Social Security Fix: Veto the VAT, Raise Taxes on the Rich
Rich people are worried that the cat food commission might suggest raising their taxes. They trot out their spokespeople to howl about tax increases in their proxy publications (redundancy in the original).
Ryan Ellis, policy director at Americans for Tax Reform, one of the most vigorous anti-tax groups in Washington, said “pro-growth” tax hikes don’t exist.
“They’re all anti-growth, any additional taxes on top of our existing tax burden, by definition,” said Ryan Ellis, policy director at Americans for Tax Reform, a group that is against most tax increases.

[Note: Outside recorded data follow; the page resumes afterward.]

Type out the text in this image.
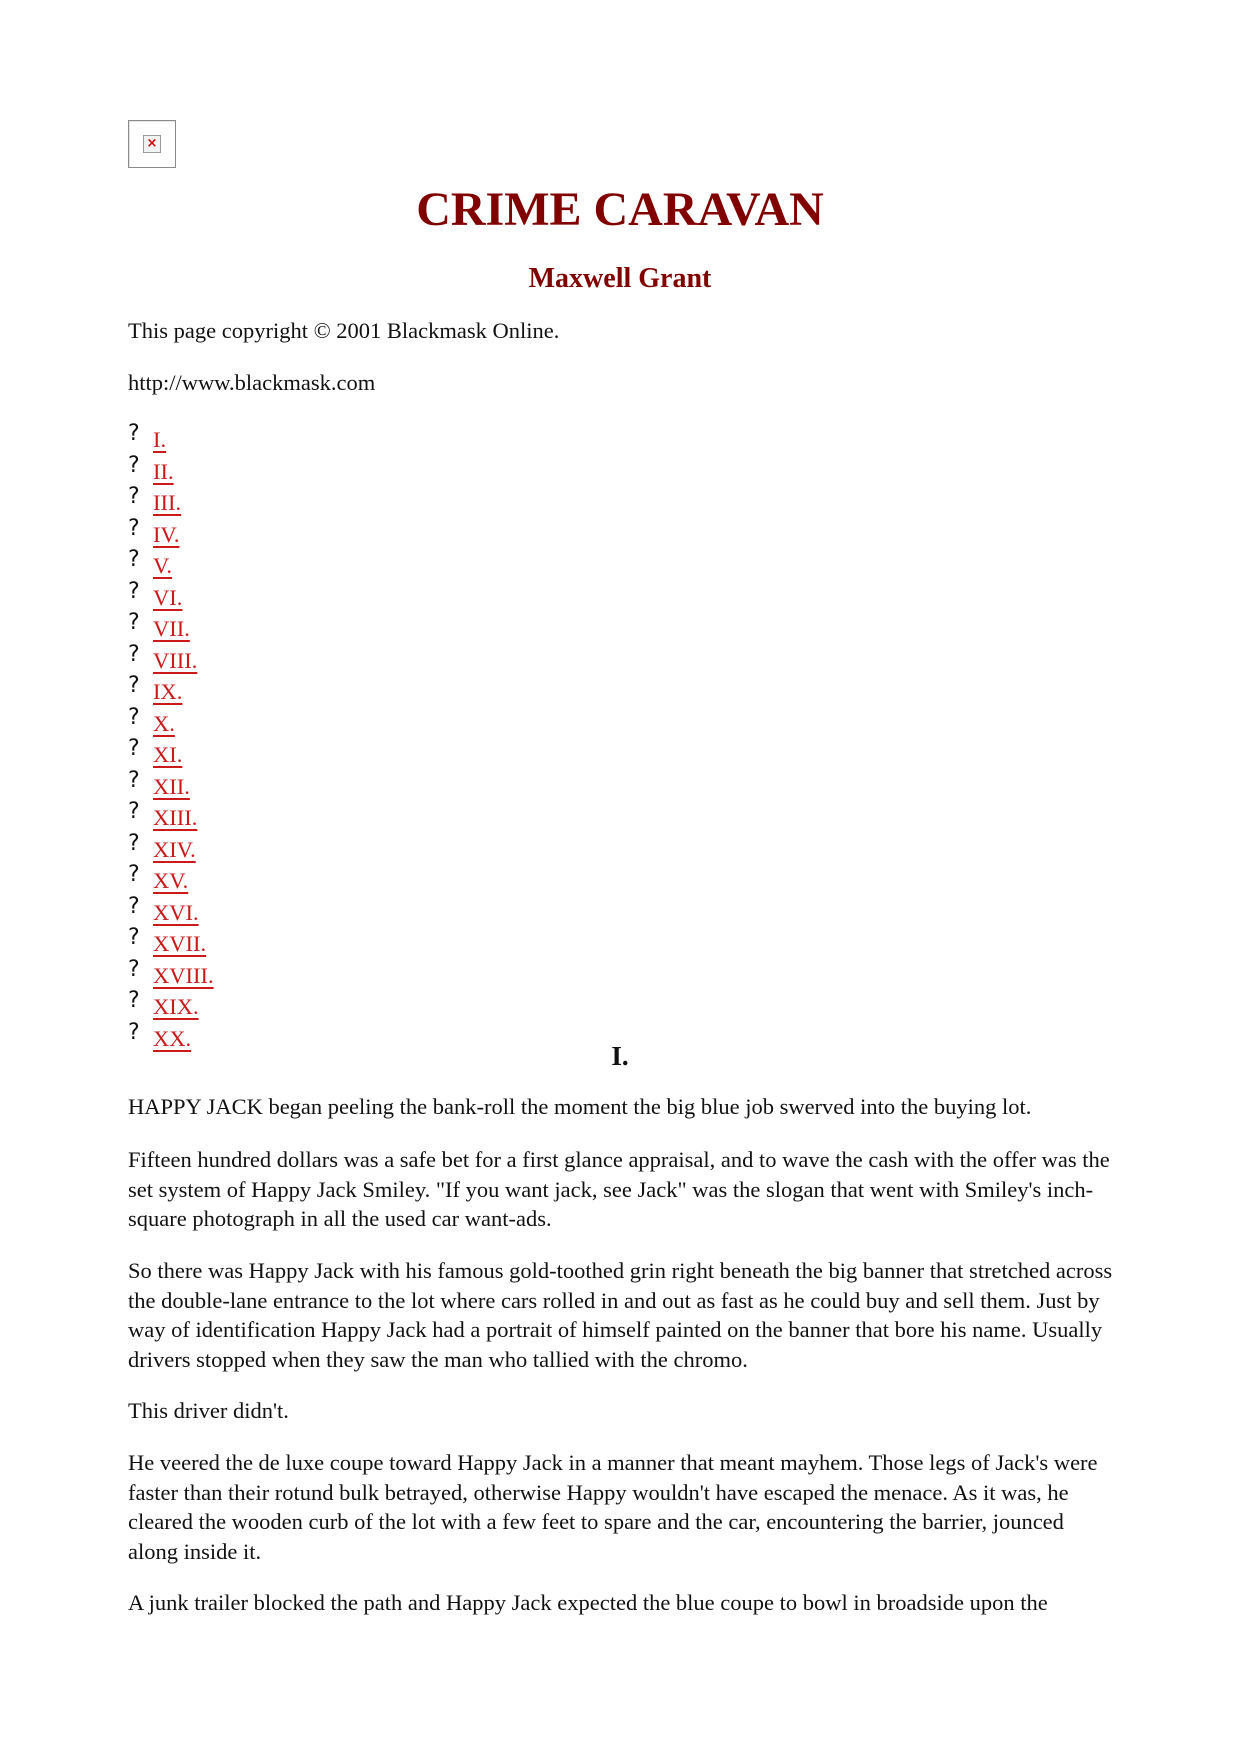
×
CRIME CARAVAN
Maxwell Grant

This page copyright © 2001 Blackmask Online.

http://www.blackmask.com

? I.
? II.
? III.
? IV.
? V.
? VI.
? VII.
? VIII.
? IX.
? X.
? XI.
? XII.
? XIII.
? XIV.
? XV.
? XVI.
? XVII.
? XVIII.
? XIX.
? XX.
I.

HAPPY JACK began peeling the bank-roll the moment the big blue job swerved into the buying lot.

Fifteen hundred dollars was a safe bet for a first glance appraisal, and to wave the cash with the offer was the set system of Happy Jack Smiley. "If you want jack, see Jack" was the slogan that went with Smiley's inch-square photograph in all the used car want-ads.

So there was Happy Jack with his famous gold-toothed grin right beneath the big banner that stretched across the double-lane entrance to the lot where cars rolled in and out as fast as he could buy and sell them. Just by way of identification Happy Jack had a portrait of himself painted on the banner that bore his name. Usually drivers stopped when they saw the man who tallied with the chromo.

This driver didn't.

He veered the de luxe coupe toward Happy Jack in a manner that meant mayhem. Those legs of Jack's were faster than their rotund bulk betrayed, otherwise Happy wouldn't have escaped the menace. As it was, he cleared the wooden curb of the lot with a few feet to spare and the car, encountering the barrier, jounced along inside it.

A junk trailer blocked the path and Happy Jack expected the blue coupe to bowl in broadside upon the
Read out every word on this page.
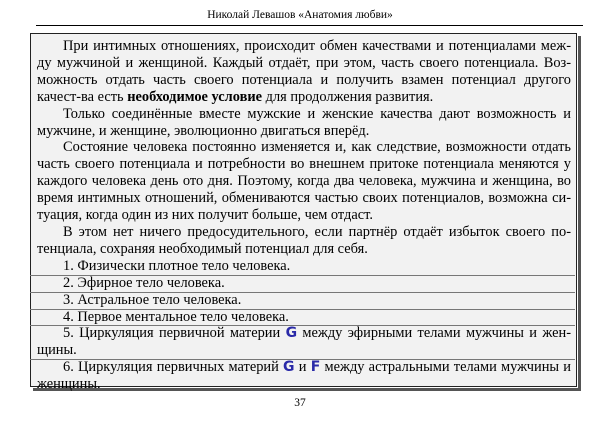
Николай Левашов «Анатомия любви»

При интимных отношениях, происходит обмен качествами и потенциалами меж-ду мужчиной и женщиной. Каждый отдаёт, при этом, часть своего потенциала. Воз-можность отдать часть своего потенциала и получить взамен потенциал другого качест-ва есть необходимое условие для продолжения развития.

Только соединённые вместе мужские и женские качества дают возможность и мужчине, и женщине, эволюционно двигаться вперёд.

Состояние человека постоянно изменяется и, как следствие, возможности отдать часть своего потенциала и потребности во внешнем притоке потенциала меняются у каждого человека день ото дня. Поэтому, когда два человека, мужчина и женщина, во время интимных отношений, обмениваются частью своих потенциалов, возможна си-туация, когда один из них получит больше, чем отдаст.

В этом нет ничего предосудительного, если партнёр отдаёт избыток своего по-тенциала, сохраняя необходимый потенциал для себя.

1. Физически плотное тело человека.

2. Эфирное тело человека.

3. Астральное тело человека.

4. Первое ментальное тело человека.

5. Циркуляция первичной материи G между эфирными телами мужчины и жен-щины.

6. Циркуляция первичных материй G и F между астральными телами мужчины и женщины.

37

“Any time you take tax dollars out of the private economy, you’re taking away the seed corn of economic growth. You’re crowding out the private sector. It’s like taking oxygen away from a fire,” Ellis said. “To talk about doing it in a pro-growth way strikes me as absurd. You’re talking about doing the least amount of damage, not helping anything.”

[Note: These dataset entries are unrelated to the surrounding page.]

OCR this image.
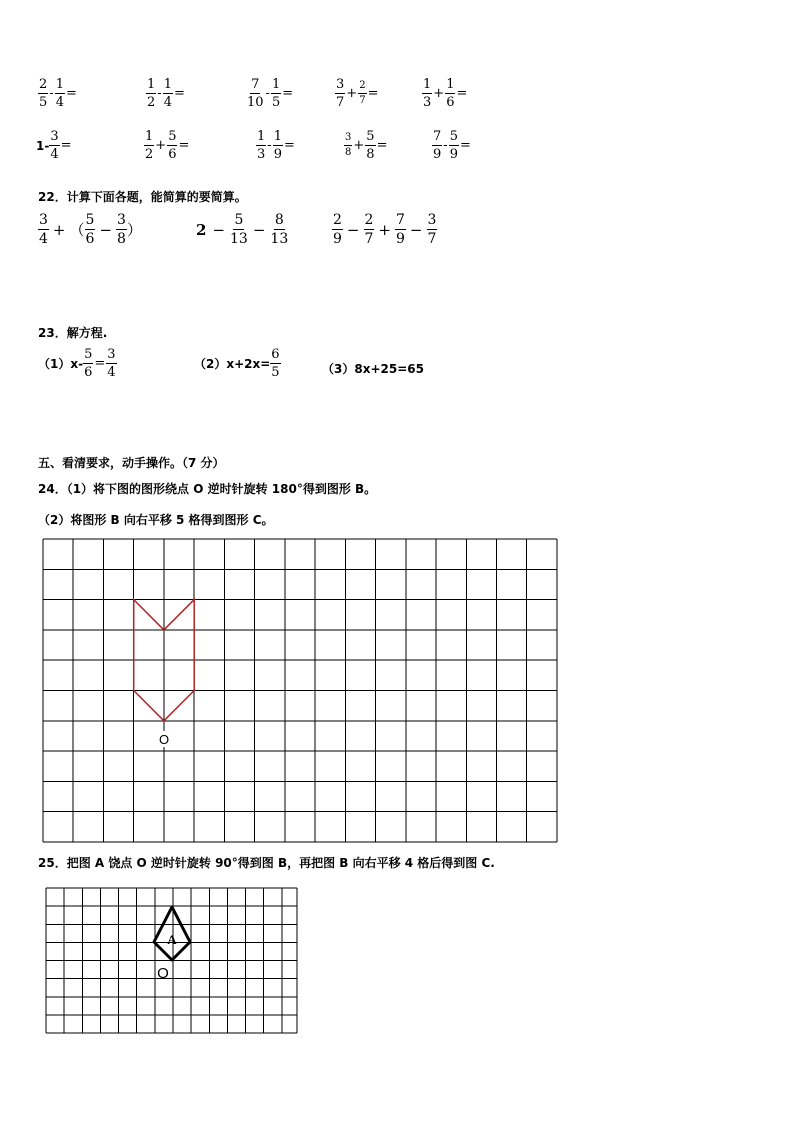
$\frac{2}{5} - \frac{1}{4}$ =	$\frac{1}{2} - \frac{1}{4}$ =	$\frac{7}{10} - \frac{1}{5}$ =	$\frac{3}{7} + \frac{2}{7}$ =	$\frac{1}{3} + \frac{1}{6}$ =
$1- \frac{3}{4}$ =	$\frac{1}{2} + \frac{5}{6}$ =	$\frac{1}{3} - \frac{1}{9}$ =	$\frac{3}{8} + \frac{5}{8}$ =	$\frac{7}{9} - \frac{5}{9}$ =
22．计算下面各题，能简算的要简算。
$\frac{3}{4}$ + （ $\frac{5}{6} - \frac{3}{8}$ ）	$2 - \frac{5}{13} - \frac{8}{13}$	$\frac{2}{9} - \frac{2}{7} + \frac{7}{9} - \frac{3}{7}$
23．解方程.
$(1)x- \frac{5}{6} = \frac{3}{4}$	$(2)x+2x= \frac{6}{5}$	（3）8x+25=65
五、看清要求，动手操作。（7 分）
24．（1）将下图的图形绕点 O 逆时针旋转 180°得到图形 B。
（2）将图形 B 向右平移 5 格得到图形 C。
O
25．把图 A 饶点 O 逆时针旋转 90°得到图 B，再把图 B 向右平移 4 格后得到图 C.
A
O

This is a sad example of the exhausted language of the misguided economists who brought us Trickle-Down: Investments by the rich are the source of all good things. Anything we do to interfere with that, like raising taxes, will be the end of the universe.
But the well-off needn’t worry, because the most likely tax “hike” would be a new VAT tax, a kind of sales tax, which means that average citizens will shoulder the burden of the increase. That is a grossly unfair solution, and one that would in fact reduce consumption and growth.

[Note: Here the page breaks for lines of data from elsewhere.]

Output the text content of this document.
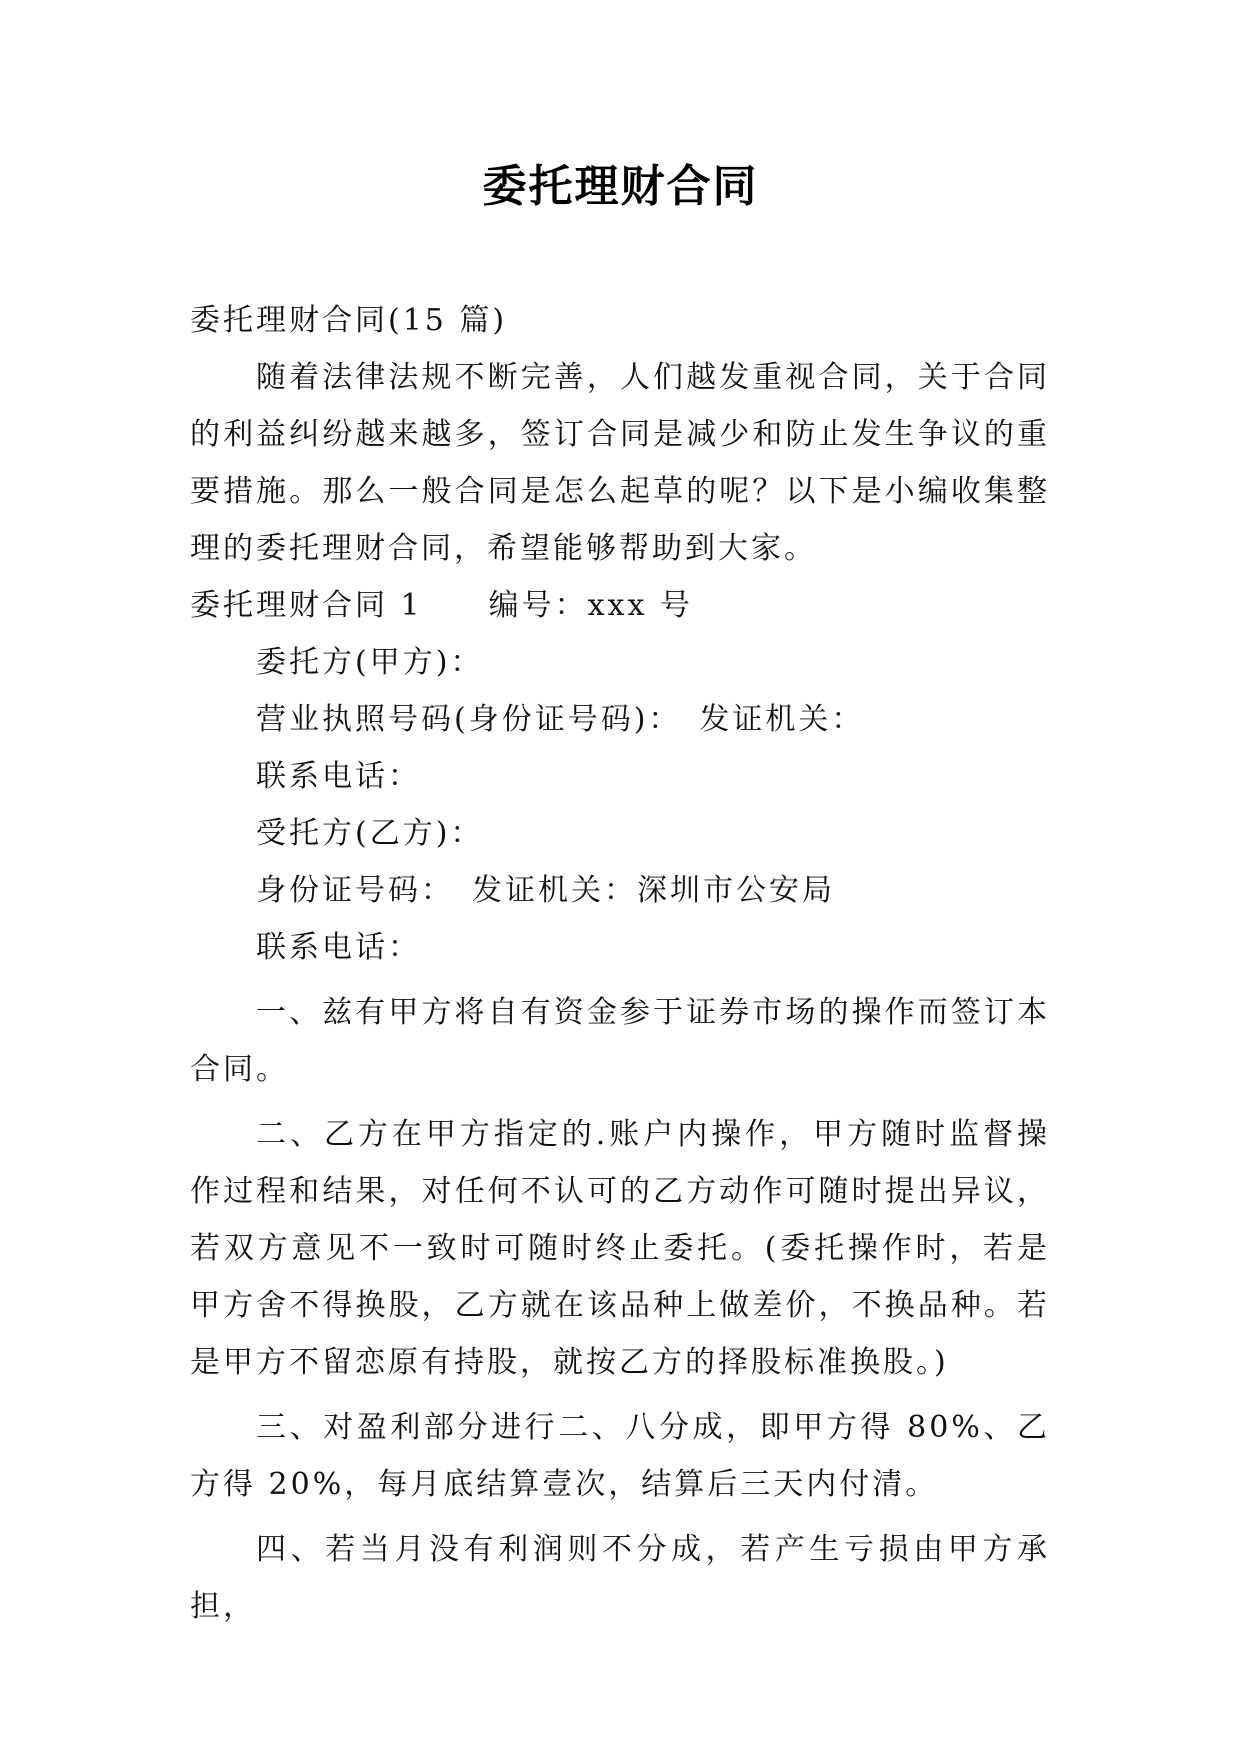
委托理财合同

委托理财合同(15 篇)

随着法律法规不断完善，人们越发重视合同，关于合同的利益纠纷越来越多，签订合同是减少和防止发生争议的重要措施。那么一般合同是怎么起草的呢？以下是小编收集整理的委托理财合同，希望能够帮助到大家。

委托理财合同 1　　编号：xxx 号

委托方(甲方)：

营业执照号码(身份证号码)：　发证机关：

联系电话：

受托方(乙方)：

身份证号码：　发证机关：深圳市公安局

联系电话：

一、兹有甲方将自有资金参于证券市场的操作而签订本合同。

二、乙方在甲方指定的.账户内操作，甲方随时监督操作过程和结果，对任何不认可的乙方动作可随时提出异议，若双方意见不一致时可随时终止委托。(委托操作时，若是甲方舍不得换股，乙方就在该品种上做差价，不换品种。若是甲方不留恋原有持股，就按乙方的择股标准换股。)

三、对盈利部分进行二、八分成，即甲方得 80%、乙方得 20%，每月底结算壹次，结算后三天内付清。

四、若当月没有利润则不分成，若产生亏损由甲方承担，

We do need to raise taxes, and the fair way to do it is to raise taxes on the richest Americans. We should create two new brackets, one for households making $400,000 annually, approximately the border for the top 1 percent of households in 2007 (.pdf), and another for households with incomes in excess of $750,000. The raise should be sufficient to cover the coming deficits in Social Security, and part of the gap in Medicaid. We need $29 billion this year to pay for the shortfall; out of the $6.958 trillion total income to the top 1% in 2007, it works out to a marginal increase of .42%.
Here are two good reasons to take this approach:
1. The deal cut by Alan Greenspan and the Democrats in the mid-1980s was to increase Social Security taxes far beyond what would be needed to fund the annual payouts to Social Security recipients. That money would go to a special Treasury bond which would not be traded but would earn interest. The extra cash, which today totals $2.539 trillion, went into the general fund, where it disguised the real extent of the deficits that Reagan-era politicians ran up by cutting taxes on the rich. The bonds would be repaid when needed to make up for the deficiencies that would come when the Baby Boomers retired.
Now we need the money; it’s time to pay off the bonds. Someone’s taxes will go up. The wealthy got the benefit of the cuts, and they should pay the tax increase. It is true that the rich today are not the same people as the rich of the ‘80s, but this class has trillions more in income and assets than it did in the ‘80s. The weren’t hurt by the Great Crash. . . like the rest of us.
Trickle-down isn’t just wrong, it’s dangerous to the financial health of everyone except the rich.